The house looks much as it did in the 1890s, according to Harold Lawrence, who was president of the Parker County Historical Commission at the time the city began seeking a marker.

Wright’s father, a salesman, purchased the home in 1939 and members of the family lived in the house until the 1970s.

Wright himself lived in the home during his time at Weatherford College and later during his election to the Texas House of Representatives in 1946 and as mayor of Weatherford in 1950.

“He also considered the house his home,” Lawrence said.

Though the family lived on Lee Street when Wright was a boy, the West Oak house was the first home the family owned, according to Wright.

Wright won an election to the U.S. House of Representatives in 1954, representing a district that initially included Parker County, as well as three other counties, for 34 years and eventually served as the second Speaker of the House from Texas.

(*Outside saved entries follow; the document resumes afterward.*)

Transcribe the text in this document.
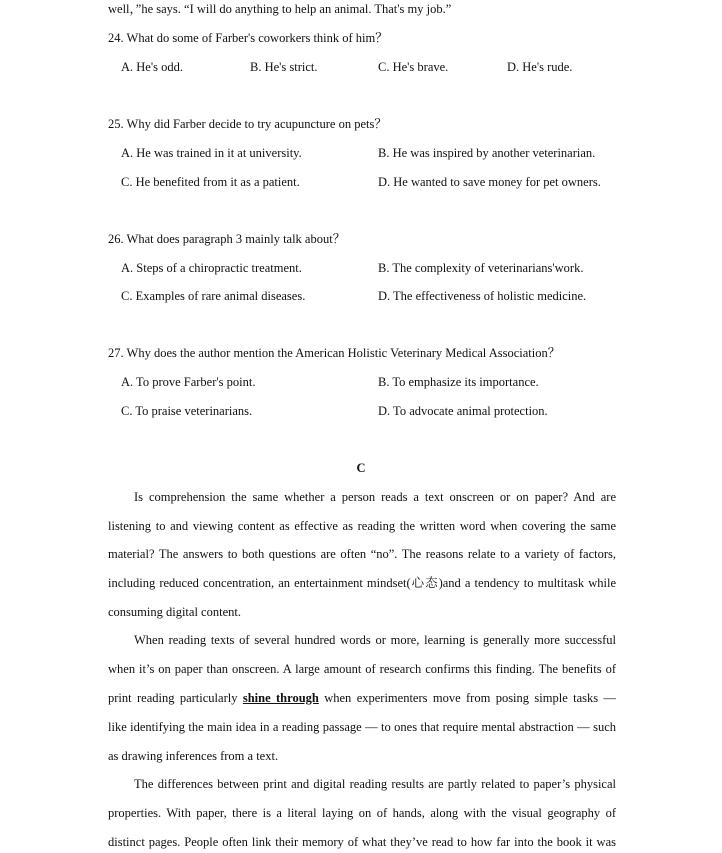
well，”he says. “I will do anything to help an animal. That's my job.”
24. What do some of Farber's coworkers think of him？
A. He's odd.	B. He's strict.	C. He's brave.	D. He's rude.
25. Why did Farber decide to try acupuncture on pets？
A. He was trained in it at university.	B. He was inspired by another veterinarian.
C. He benefited from it as a patient.	D. He wanted to save money for pet owners.
26. What does paragraph 3 mainly talk about？
A. Steps of a chiropractic treatment.	B. The complexity of veterinarians'work.
C. Examples of rare animal diseases.	D. The effectiveness of holistic medicine.
27. Why does the author mention the American Holistic Veterinary Medical Association？
A. To prove Farber's point.	B. To emphasize its importance.
C. To praise veterinarians.	D. To advocate animal protection.
C
Is comprehension the same whether a person reads a text onscreen or on paper? And are
listening to and viewing content as effective as reading the written word when covering the same
material? The answers to both questions are often “no”. The reasons relate to a variety of factors,
including reduced concentration, an entertainment mindset(心态)and a tendency to multitask while
consuming digital content.
When reading texts of several hundred words or more, learning is generally more successful
when it’s on paper than onscreen. A large amount of research confirms this finding. The benefits of
print reading particularly shine through when experimenters move from posing simple tasks —
like identifying the main idea in a reading passage — to ones that require mental abstraction — such
as drawing inferences from a text.
The differences between print and digital reading results are partly related to paper’s physical
properties. With paper, there is a literal laying on of hands, along with the visual geography of
distinct pages. People often link their memory of what they’ve read to how far into the book it was
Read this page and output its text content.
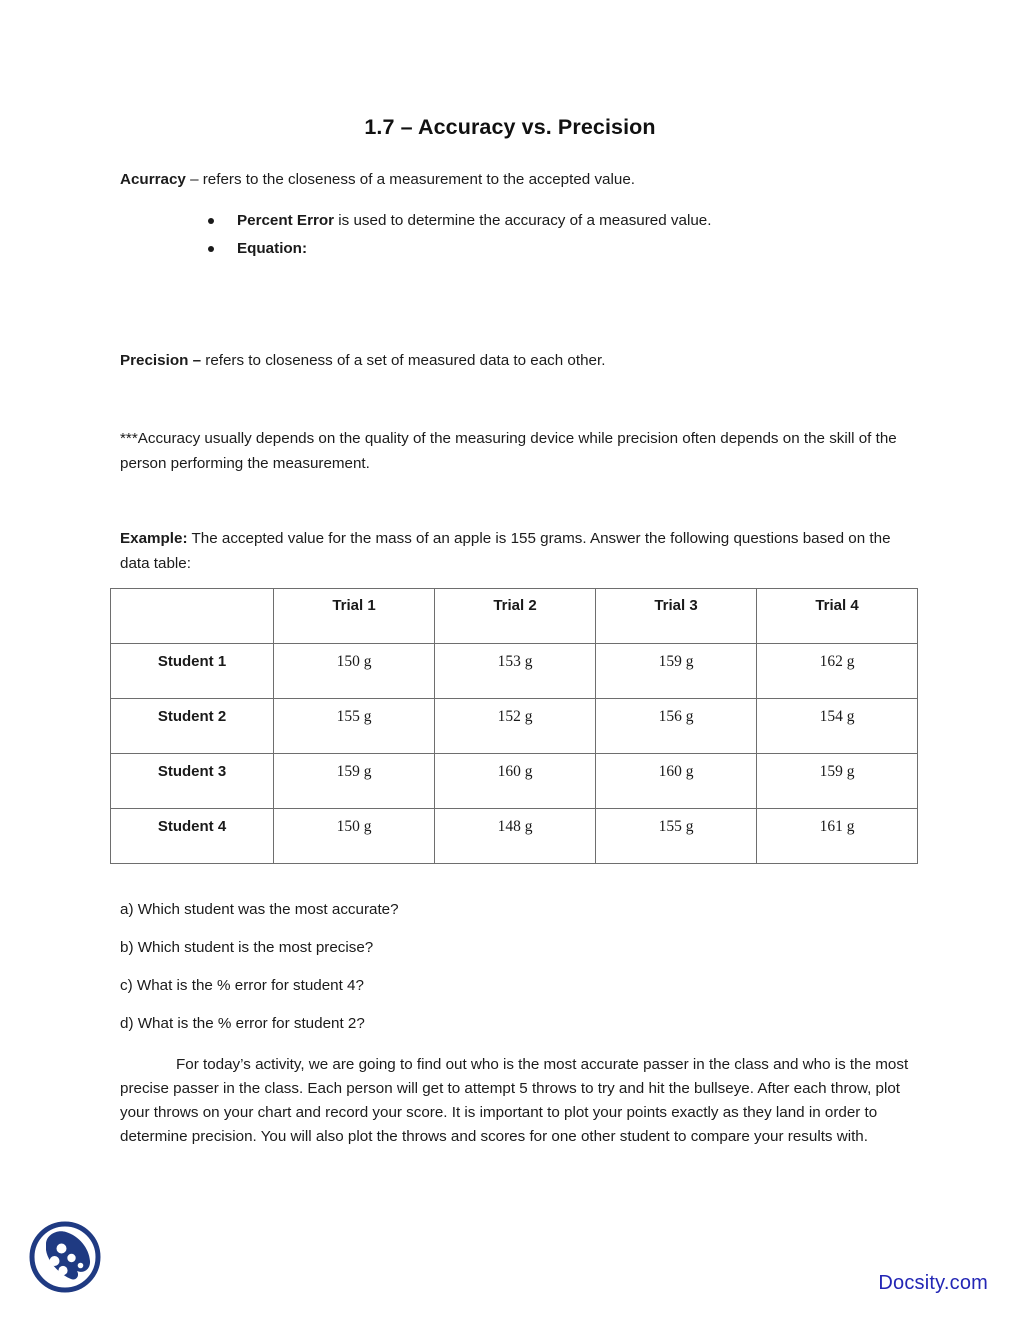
1.7 – Accuracy vs. Precision
Acurracy – refers to the closeness of a measurement to the accepted value.
Percent Error is used to determine the accuracy of a measured value.
Equation:
Precision – refers to closeness of a set of measured data to each other.
***Accuracy usually depends on the quality of the measuring device while precision often depends on the skill of the person performing the measurement.
Example: The accepted value for the mass of an apple is 155 grams. Answer the following questions based on the data table:

	Trial 1	Trial 2	Trial 3	Trial 4

Student 1	150 g	153 g	159 g	162 g

Student 2	155 g	152 g	156 g	154 g

Student 3	159 g	160 g	160 g	159 g

Student 4	150 g	148 g	155 g	161 g
a) Which student was the most accurate?
b) Which student is the most precise?
c) What is the % error for student 4?
d) What is the % error for student 2?
For today’s activity, we are going to find out who is the most accurate passer in the class and who is the most precise passer in the class. Each person will get to attempt 5 throws to try and hit the bullseye. After each throw, plot your throws on your chart and record your score. It is important to plot your points exactly as they land in order to determine precision. You will also plot the throws and scores for one other student to compare your results with.
Docsity.com
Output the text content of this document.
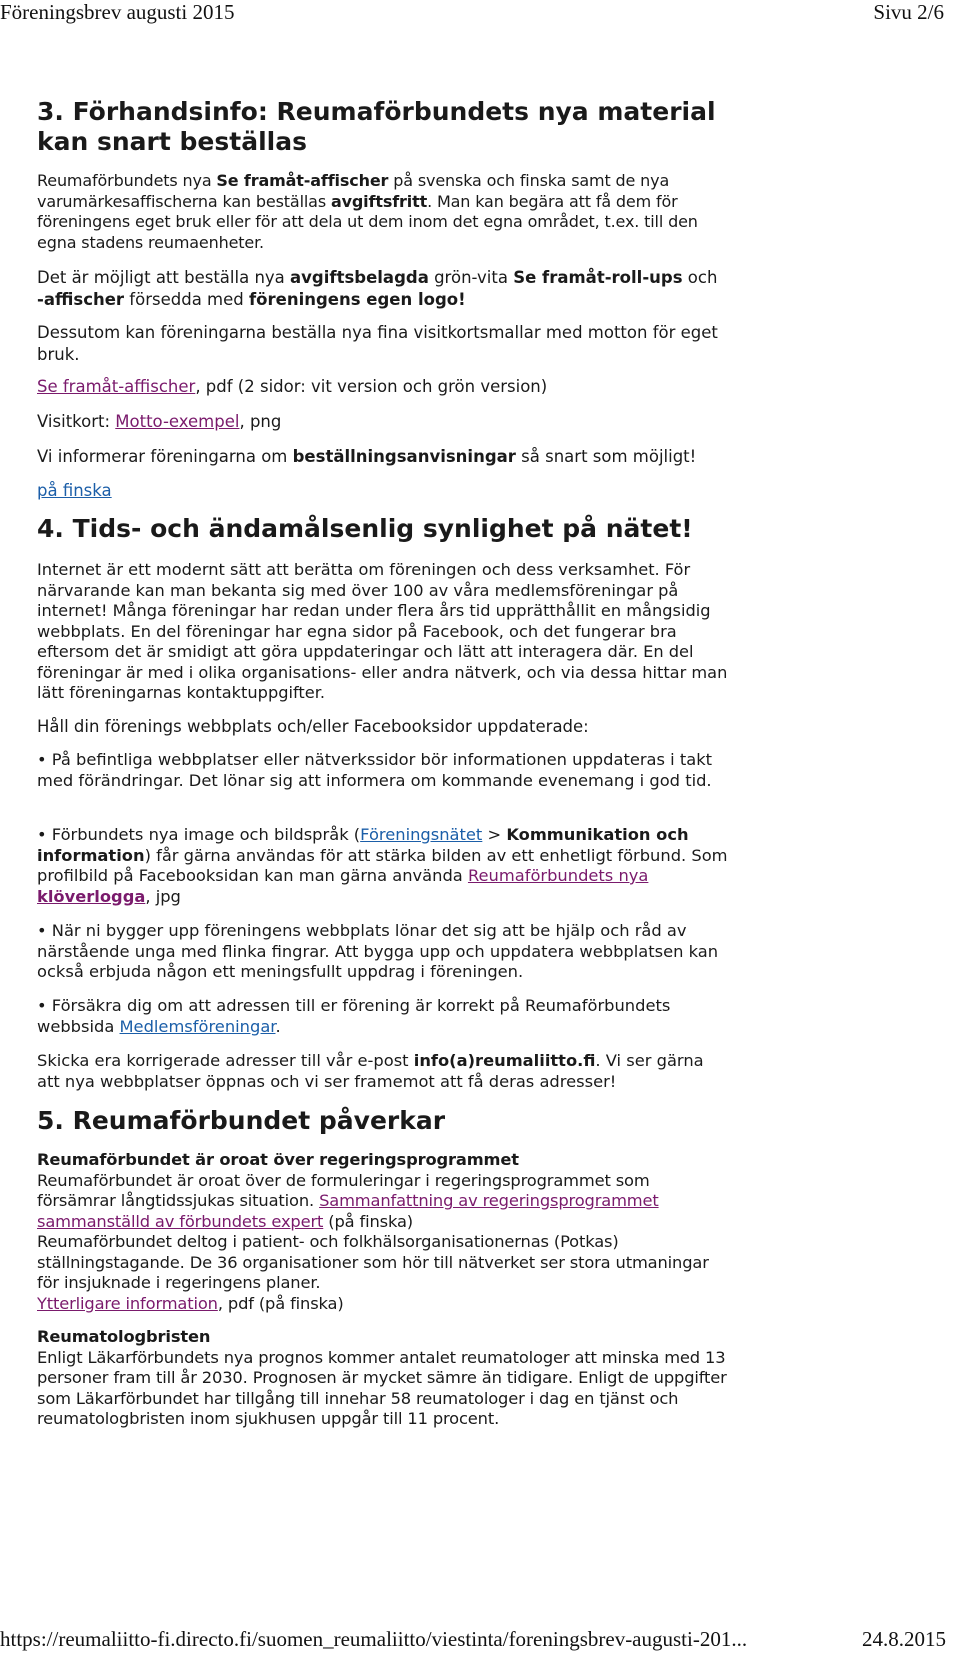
Föreningsbrev augusti 2015	Sivu 2/6
3. Förhandsinfo: Reumaförbundets nya material
kan snart beställas

Reumaförbundets nya Se framåt-affischer på svenska och finska samt de nya varumärkesaffischerna kan beställas avgiftsfritt. Man kan begära att få dem för föreningens eget bruk eller för att dela ut dem inom det egna området, t.ex. till den egna stadens reumaenheter.

Det är möjligt att beställa nya avgiftsbelagda grön-vita Se framåt-roll-ups och -affischer försedda med föreningens egen logo!

Dessutom kan föreningarna beställa nya fina visitkortsmallar med motton för eget bruk.

Se framåt-affischer, pdf (2 sidor: vit version och grön version)

Visitkort: Motto-exempel, png

Vi informerar föreningarna om beställningsanvisningar så snart som möjligt!

på finska

4. Tids- och ändamålsenlig synlighet på nätet!

Internet är ett modernt sätt att berätta om föreningen och dess verksamhet. För närvarande kan man bekanta sig med över 100 av våra medlemsföreningar på internet! Många föreningar har redan under flera års tid upprätthållit en mångsidig webbplats. En del föreningar har egna sidor på Facebook, och det fungerar bra eftersom det är smidigt att göra uppdateringar och lätt att interagera där. En del föreningar är med i olika organisations- eller andra nätverk, och via dessa hittar man lätt föreningarnas kontaktuppgifter.

Håll din förenings webbplats och/eller Facebooksidor uppdaterade:

• På befintliga webbplatser eller nätverkssidor bör informationen uppdateras i takt med förändringar. Det lönar sig att informera om kommande evenemang i god tid.

• Förbundets nya image och bildspråk (Föreningsnätet > Kommunikation och information) får gärna användas för att stärka bilden av ett enhetligt förbund. Som profilbild på Facebooksidan kan man gärna använda Reumaförbundets nya klöverlogga, jpg

• När ni bygger upp föreningens webbplats lönar det sig att be hjälp och råd av närstående unga med flinka fingrar. Att bygga upp och uppdatera webbplatsen kan också erbjuda någon ett meningsfullt uppdrag i föreningen.

• Försäkra dig om att adressen till er förening är korrekt på Reumaförbundets webbsida Medlemsföreningar.

Skicka era korrigerade adresser till vår e-post info(a)reumaliitto.fi. Vi ser gärna att nya webbplatser öppnas och vi ser framemot att få deras adresser!

5. Reumaförbundet påverkar

Reumaförbundet är oroat över regeringsprogrammet

Reumaförbundet är oroat över de formuleringar i regeringsprogrammet som försämrar långtidssjukas situation. Sammanfattning av regeringsprogrammet sammanställd av förbundets expert (på finska)

Reumaförbundet deltog i patient- och folkhälsorganisationernas (Potkas) ställningstagande. De 36 organisationer som hör till nätverket ser stora utmaningar för insjuknade i regeringens planer.

Ytterligare information, pdf (på finska)

Reumatologbristen

Enligt Läkarförbundets nya prognos kommer antalet reumatologer att minska med 13 personer fram till år 2030. Prognosen är mycket sämre än tidigare. Enligt de uppgifter som Läkarförbundet har tillgång till innehar 58 reumatologer i dag en tjänst och reumatologbristen inom sjukhusen uppgår till 11 procent.

https://reumaliitto-fi.directo.fi/suomen_reumaliitto/viestinta/foreningsbrev-augusti-201...	24.8.2015
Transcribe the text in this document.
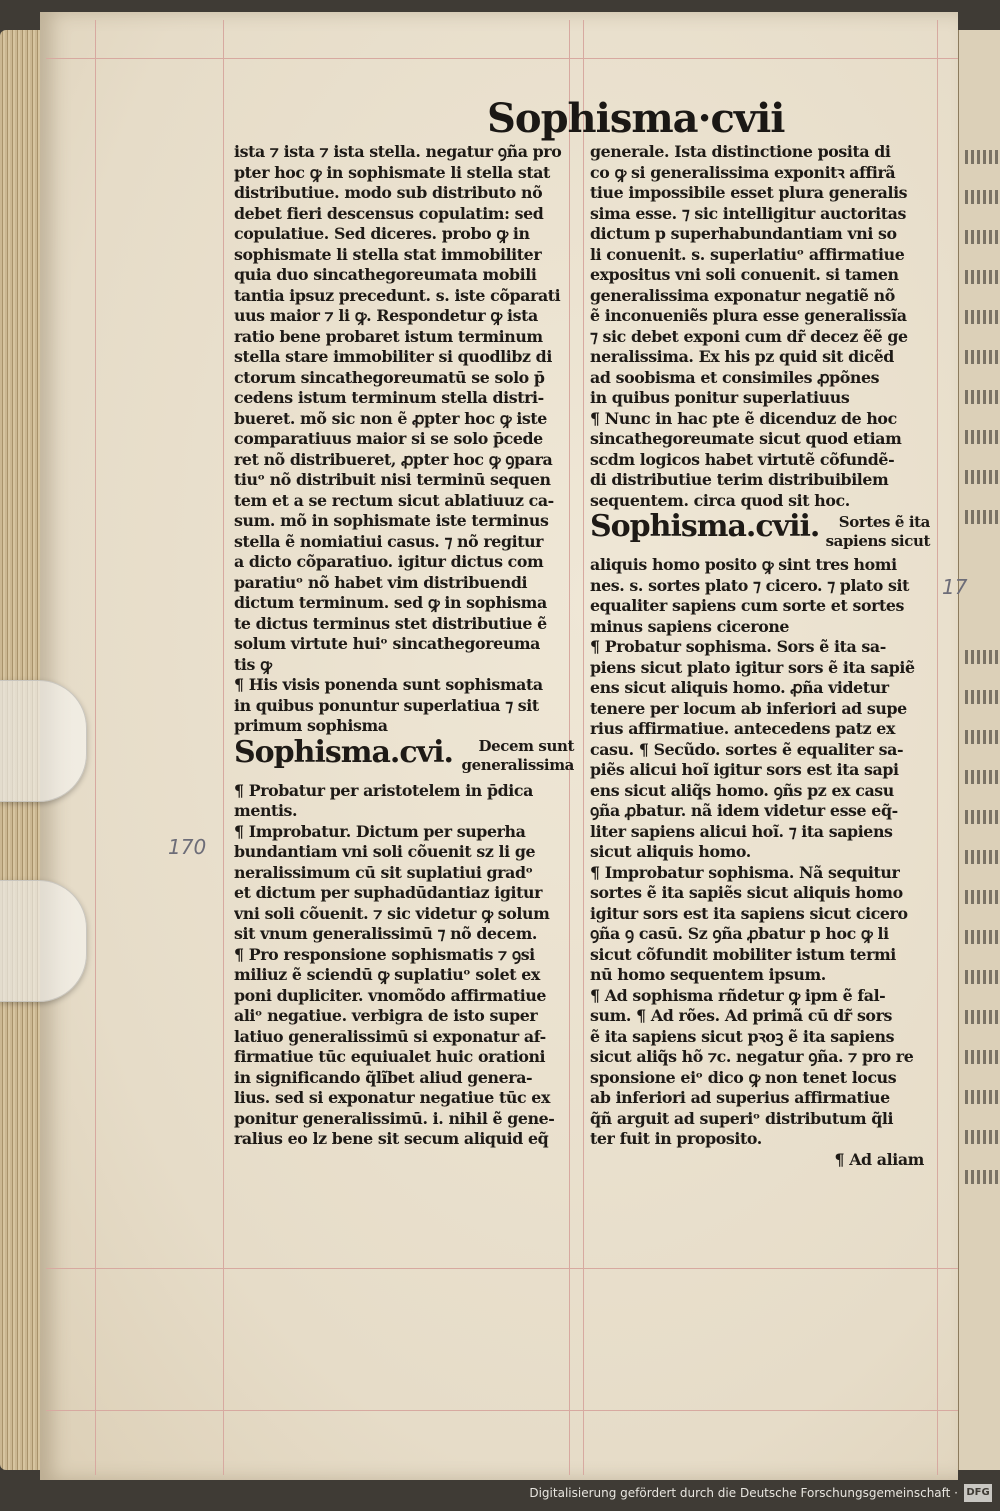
Sophisma·cvii
ista ⁊ ista ⁊ ista stella. negatur ꝯña pro
pter hoc ꝙ in sophismate li stella stat
distributiue. modo sub distributo nõ
debet fieri descensus copulatim: sed
copulatiue. Sed diceres. probo ꝙ in
sophismate li stella stat immobiliter
quia duo sincathegoreumata mobili
tantia ipsuz precedunt. s. iste cõparati
uus maior ⁊ li ꝙ. Respondetur ꝙ ista
ratio bene probaret istum terminum
stella stare immobiliter si quodlibz di
ctorum sincathegoreumatū se solo p̄
cedens istum terminum stella distri-
bueret. mõ sic non ẽ ꝓpter hoc ꝙ iste
comparatiuus maior si se solo p̄cede
ret nõ distribueret, ꝓpter hoc ꝙ ꝯpara
tiuᵒ nõ distribuit nisi terminū sequen
tem et a se rectum sicut ablatiuuz ca-
sum. mõ in sophismate iste terminus
stella ẽ nomiatiui casus. ⁊ nõ regitur
a dicto cõparatiuo. igitur dictus com
paratiuᵒ nõ habet vim distribuendi
dictum terminum. sed ꝙ in sophisma
te dictus terminus stet distributiue ẽ
solum virtute huiᵒ sincathegoreuma
tis ꝙ
¶ His visis ponenda sunt sophismata
in quibus ponuntur superlatiua ⁊ sit
primum sophisma
Sophisma.cvi.	Decem sunt
generalissima
¶ Probatur per aristotelem in p̄dica
mentis.
¶ Improbatur. Dictum per superha
bundantiam vni soli cõuenit sz li ge
neralissimum cū sit suplatiui gradᵒ
et dictum per suphadūdantiaz igitur
vni soli cõuenit. ⁊ sic videtur ꝙ solum
sit vnum generalissimū ⁊ nõ decem.
¶ Pro responsione sophismatis ⁊ ꝯsi
miliuz ẽ sciendū ꝙ suplatiuᵒ solet ex
poni dupliciter. vnomõdo affirmatiue
aliᵒ negatiue. verbigra de isto super
latiuo generalissimū si exponatur af-
firmatiue tūc equiualet huic orationi
in significando q̃lĩbet aliud genera-
lius. sed si exponatur negatiue tūc ex
ponitur generalissimū. i. nihil ẽ gene-
ralius eo lz bene sit secum aliquid eq̃
generale. Ista distinctione posita di
co ꝙ si generalissima exponitꝛ affirã
tiue impossibile esset plura generalis
sima esse. ⁊ sic intelligitur auctoritas
dictum p superhabundantiam vni so
li conuenit. s. superlatiuᵒ affirmatiue
expositus vni soli conuenit. si tamen
generalissima exponatur negatiẽ nõ
ẽ inconueniẽs plura esse generalissĩa
⁊ sic debet exponi cum dr̃ decez ẽẽ ge
neralissima. Ex his pz quid sit dicẽd
ad soobisma et consimiles ꝓpõnes
in quibus ponitur superlatiuus
¶ Nunc in hac pte ẽ dicenduz de hoc
sincathegoreumate sicut quod etiam
scdm logicos habet virtutẽ cõfundẽ-
di distributiue terim distribuibilem
sequentem. circa quod sit hoc.
Sophisma.cvii.	Sortes ẽ ita
sapiens sicut
aliquis homo posito ꝙ sint tres homi
nes. s. sortes plato ⁊ cicero. ⁊ plato sit
equaliter sapiens cum sorte et sortes
minus sapiens cicerone
¶ Probatur sophisma. Sors ẽ ita sa-
piens sicut plato igitur sors ẽ ita sapiẽ
ens sicut aliquis homo. ꝓña videtur
tenere per locum ab inferiori ad supe
rius affirmatiue. antecedens patz ex
casu. ¶ Secũdo. sortes ẽ equaliter sa-
piẽs alicui hoĩ igitur sors est ita sapi
ens sicut aliq̃s homo. ꝯñs pz ex casu
ꝯña ꝓbatur. nã idem videtur esse eq̃-
liter sapiens alicui hoĩ. ⁊ ita sapiens
sicut aliquis homo.
¶ Improbatur sophisma. Nã sequitur
sortes ẽ ita sapiẽs sicut aliquis homo
igitur sors est ita sapiens sicut cicero
ꝯña ꝯ casū. Sz ꝯña ꝓbatur p hoc ꝙ li
sicut cõfundit mobiliter istum termi
nū homo sequentem ipsum.
¶ Ad sophisma rñdetur ꝙ ipm ẽ fal-
sum. ¶ Ad rões. Ad primã cū dr̃ sors
ẽ ita sapiens sicut pꝛoꝫ ẽ ita sapiens
sicut aliq̃s hõ ⁊c. negatur ꝯña. ⁊ pro re
sponsione eiᵒ dico ꝙ non tenet locus
ab inferiori ad superius affirmatiue
q̃ñ arguit ad superiᵒ distributum q̃li
ter fuit in proposito.
¶ Ad aliam
170
17
Digitalisierung gefördert durch die Deutsche Forschungsgemeinschaft · DFG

Working with the Parker County Historical Commission, the city initially sought a Recorded Texas Historical Marker under the name of the former Speaker of the House.

“They rejected it because he wasn’t dead long enough,” said Lawrence. “Of course, he wasn’t dead.”

Weatherford then resubmitted the application under the name of Jim Claude Wright, the father of the still-living former congressman.

They may seek a second marker for the location at a later date, according to Lawrence.

The application to the state notes that the city has never offered special recognition of Jim Wright by naming streets or buildings after the city’s influential leader.

“He has never forgotten his state nor his district, and it is now time to recognize this native son for what he achieved,” the City of Weatherford wrote in the application for the marker.

“I’m so happy it’s done while he’s still here to see it,” Lawrence said.